Ce qui rend la recherche transdisciplinaire unique, c’est qu’elle intègre les points de vue de parties prenantes non universitaires, notamment des membres de tribus et de groupes ethniques, des historiens, des artistes et d’autres experts en la matière.
Traduire et communiquer efficacement des résultats complexes et des incertitudes entre disciplines et avec des parties prenantes non universitaires n’est cependant pas sans défis. En fait, l’idée du dahliagramme a été inspirée par le travail transdisciplinaire en cours du groupe dans le cadre du projet « Volcans, climat et histoire », organisé par Ulf Büntgen et Clive Oppenheimer de l’Université de Cambridge.
Le dahliagramme permet non seulement aux chercheurs de synthétiser des données provenant de diverses sources avec différentes mesures, mais il contribue également à garantir l’équité entre les différents contributeurs, a déclaré Frachetti. De plus, la nature visuelle du dahliagramme est particulièrement utile lors de la communication avec diverses parties prenantes.

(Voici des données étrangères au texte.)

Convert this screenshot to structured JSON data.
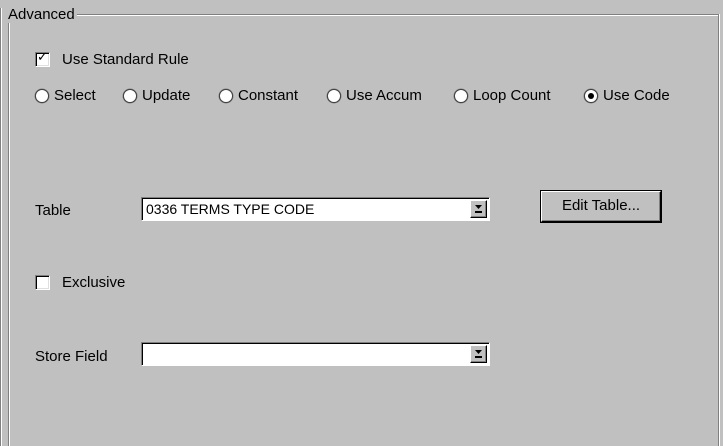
{
  "group": {
    "title": "Advanced"
  },
  "use_standard_rule": {
    "label": "Use Standard Rule",
    "checked": true
  },
  "radios": [
    {
      "label": "Select",
      "selected": false
    },
    {
      "label": "Update",
      "selected": false
    },
    {
      "label": "Constant",
      "selected": false
    },
    {
      "label": "Use Accum",
      "selected": false
    },
    {
      "label": "Loop Count",
      "selected": false
    },
    {
      "label": "Use Code",
      "selected": true
    }
  ],
  "table": {
    "label": "Table",
    "value": "0336 TERMS TYPE CODE"
  },
  "edit_table_button": {
    "label": "Edit Table..."
  },
  "exclusive": {
    "label": "Exclusive",
    "checked": false
  },
  "store_field": {
    "label": "Store Field",
    "value": ""
  },
  "colors": {
    "face": "#c0c0c0",
    "window": "#ffffff",
    "shadow": "#808080"
  }
}
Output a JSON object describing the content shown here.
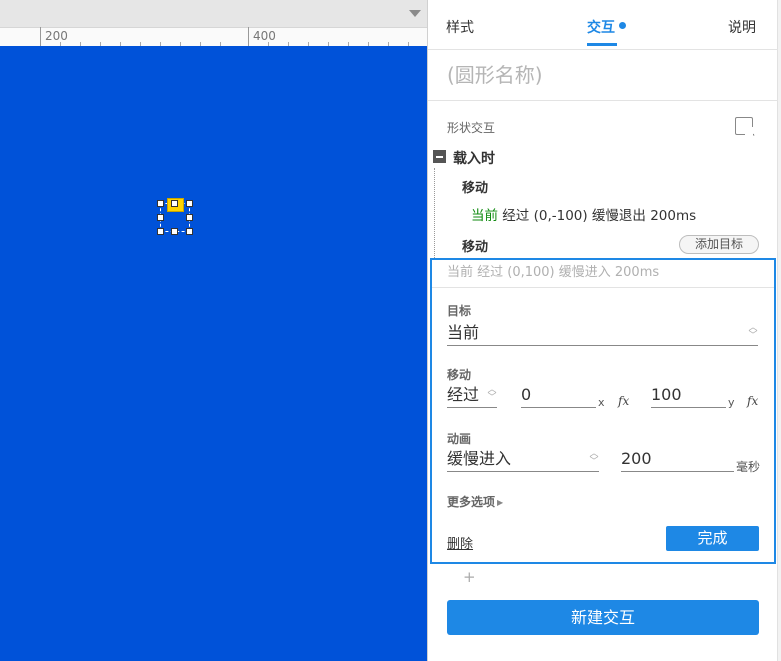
{
  "ruler": {
    "labels": [
      "200",
      "400"
    ],
    "dropdown_icon": "chevron-down-icon"
  },
  "canvas": {
    "background": "#0052d9",
    "widget_icon": "lightning-icon"
  },
  "tabs": {
    "style": "样式",
    "interaction": "交互",
    "notes": "说明",
    "active_color": "#1e88e5"
  },
  "shape_name_placeholder": "(圆形名称)",
  "interactions": {
    "section_title": "形状交互",
    "section_icon": "select-target-icon",
    "event": "载入时",
    "actions": [
      {
        "title": "移动",
        "target": "当前",
        "description": "经过 (0,-100) 缓慢退出 200ms"
      },
      {
        "title": "移动",
        "add_target_label": "添加目标"
      }
    ]
  },
  "editor": {
    "summary": "当前 经过 (0,100) 缓慢进入 200ms",
    "target_label": "目标",
    "target_value": "当前",
    "move_label": "移动",
    "move_mode": "经过",
    "x_value": "0",
    "x_axis": "x",
    "y_value": "100",
    "y_axis": "y",
    "fx_label": "fx",
    "animation_label": "动画",
    "animation_value": "缓慢进入",
    "duration_value": "200",
    "duration_unit": "毫秒",
    "more_options": "更多选项",
    "delete_label": "删除",
    "done_label": "完成"
  },
  "add_plus": "+",
  "new_interaction_label": "新建交互"
}
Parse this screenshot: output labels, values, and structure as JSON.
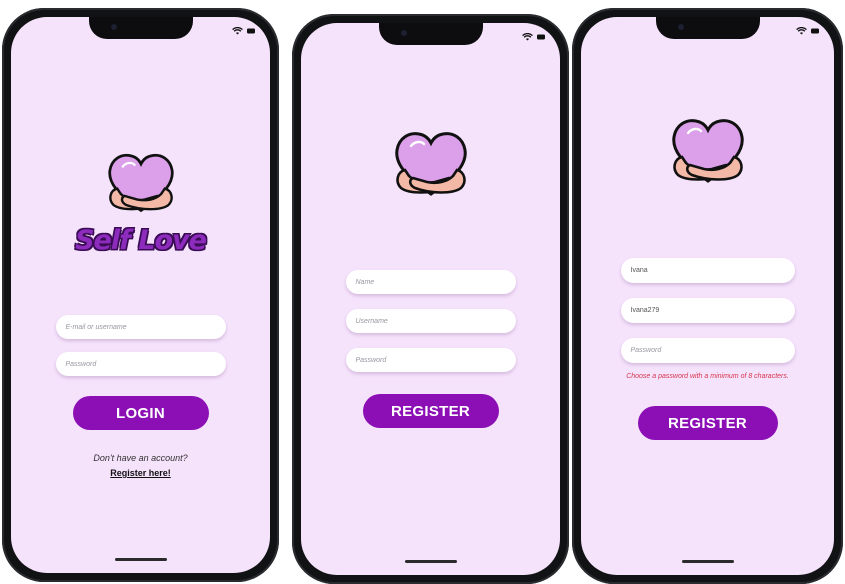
{
  "status_icons": [
    "wifi-icon",
    "battery-icon"
  ],
  "colors": {
    "screen_bg": "#f5e2fb",
    "button_bg": "#8b0fb5",
    "error_text": "#d8364d",
    "brand_text": "#8d2bbd"
  },
  "login_screen": {
    "logo_icon": "heart-hug-icon",
    "brand_title": "Self Love",
    "email_placeholder": "E-mail or username",
    "password_placeholder": "Password",
    "login_button": "LOGIN",
    "signup_prompt": "Don't have an account?",
    "register_link": "Register here!"
  },
  "register_screen": {
    "logo_icon": "heart-hug-icon",
    "name_placeholder": "Name",
    "username_placeholder": "Username",
    "password_placeholder": "Password",
    "register_button": "REGISTER"
  },
  "register_error_screen": {
    "logo_icon": "heart-hug-icon",
    "name_value": "Ivana",
    "username_value": "Ivana279",
    "password_placeholder": "Password",
    "error_message": "Choose a password with a minimum of 8 characters.",
    "register_button": "REGISTER"
  }
}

« Cet outil nous permet de rassembler des communautés de spécialistes et d’exprimer équitablement et collectivement nos connaissances sur un pied d’égalité, plutôt que de laisser une seule discipline montrer la voie. Je pense que ce type d’équité est une composante importante de ce que le dahliagram le fournit”, a-t-il déclaré.
En fin de compte, l’équipe espère que le dahliagramme sera adopté au sein de la communauté scientifique pour stimuler d’autres explorations de comportements humains complexes en tirant parti de la constitution d’équipes multidisciplinaires et du consensus.
Selon Nicola Di Cosmo, historien et professeur à la Fondation Luce en études est-asiatiques à l’Institute for Advanced Study de Princeton, New Jersey et co-auteur de l’étude, l’ajout du dahliagramme élargira les outils analytiques disponibles pour la recherche historique.
“Les historiens peuvent être encouragés à utiliser le dahliagramme pour traduire en représentation visuelle une multitude de données provenant de sources multiples et de disciplines différentes et ainsi éviter les explications monocausales dérivées d’ensembles de données limités”, a-t-il déclaré.
En ce qui concerne les scientifiques, Frachetti a déclaré que certains pourraient au début avoir des hésitations à propos de l’outil car il ne fournit pas de faits concrets, mais il espère que la communauté en viendra à apprécier l’outil pour ce qu’il fournit : une visualisation des faits.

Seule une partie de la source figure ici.